Before proceeding, let's load in the data set.

In [25]:
df = pd.read_csv('data/fisher_iris.csv')

a) We can more or less follow the example from the Altair docs to make the dash-dot plot.

In [26]:
brush = alt.selection(type='interval')

tick_axis = alt.Axis(labels=False, domain=False, ticks=False)
tick_axis_notitle = alt.Axis(labels=False, domain=False, ticks=False, title='')

points = alt.Chart(df
    ).mark_point(
    ).encode(
        x=alt.X('petal length (cm)', axis=alt.Axis(title='')),
        y=alt.Y('petal width (cm)', axis=alt.Axis(title='')),
        color=alt.condition(brush,
                            alt.Color('species:N',
                                      scale=alt.Scale(range=['#66c2a5', '#fc8d62', '#8da0cb'])),
                            alt.value('gray'))
    ).add_selection(
        brush
    )

x_ticks = alt.Chart(df
    ).mark_tick(
    ).encode(
        alt.X('petal length (cm)', axis=tick_axis),
        alt.Y('species', axis=tick_axis_notitle),
        color=alt.condition(brush, 'species:N', alt.value('lightgray'))
    ).add_selection(
        brush
    )

y_ticks = alt.Chart(df
    ).mark_tick(
    ).encode(
        alt.X('species', axis=tick_axis_notitle),
        alt.Y('petal width (cm)', axis=tick_axis),
        color=alt.condition(brush, 'species:N', alt.value('lightgray'))
    ).add_selection(
        brush
    )

y_ticks | (points & x_ticks)
Out[26]:

This is a useful way of visualizing data because it not only shows the correlation between two variables, but also shows how they vary individually.

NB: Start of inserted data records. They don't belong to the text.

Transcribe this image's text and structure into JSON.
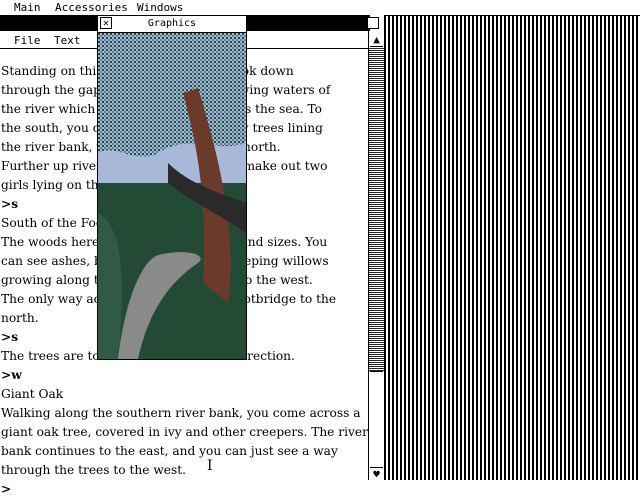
{
  "menubar": {
    "items": [
      "Main",
      "Accessories",
      "Windows"
    ]
  },
  "text_window": {
    "menu": [
      "File",
      "Text"
    ],
    "lines": [
      "Standing on this                              n look down",
      "through the gaps                              flowing waters of",
      "the river which r                             yards the sea. To",
      "the south, you ca                             illow trees lining",
      "the river bank, w                             the north.",
      "Further up river,                             just make out two",
      "girls lying on the",
      ">s",
      "South of the Foot",
      "The woods here                                es and sizes. You",
      "can see ashes, b                              f weeping willows",
      "growing along th                              es to the west.",
      "The only way ac                               a footbridge to the",
      "north.",
      ">s",
      "The trees are too                             at direction.",
      ">w",
      "Giant Oak",
      "Walking along the southern river bank, you come across a",
      "giant oak tree, covered in ivy and other creepers. The river",
      "bank continues to the east, and you can just see a way",
      "through the trees to the west.",
      ">"
    ]
  },
  "graphics_window": {
    "title": "Graphics",
    "close_glyph": "✕"
  },
  "scrollbar": {
    "up_glyph": "▲",
    "down_glyph": "♥"
  },
  "cursor_glyph": "I",
  "colors": {
    "sky": "#a8b8d8",
    "leaves": "#2e6f6a",
    "trunk": "#6b3a2a",
    "path": "#8a8a8a"
  }
}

b) We can again more or less follow the Altair docs.

In [27]:
alt.Chart(df
    ).mark_point(
    ).encode(
        alt.X(alt.repeat('column'), type='quantitative', scale=alt.Scale(zero=False)),
        alt.Y(alt.repeat('row'), type='quantitative', scale=alt.Scale(zero=False)),
        color=alt.Color('species:N', 
                        scale=alt.Scale(range=['#66c2a5', '#fc8d62', '#8da0cb']))
    ).properties(
        width=150,
        height=150
    ).repeat(
        row=list(df.columns[df.columns.str.contains('cm')]),
        column=list(df.columns[df.columns.str.contains('cm')])[::-1]
    ).interactive()
Out[27]:

A matrix plot allows you to look at how all pairs of variables are related. The diagonal is also like a strip plot, so you can see how the variable vary individually as well.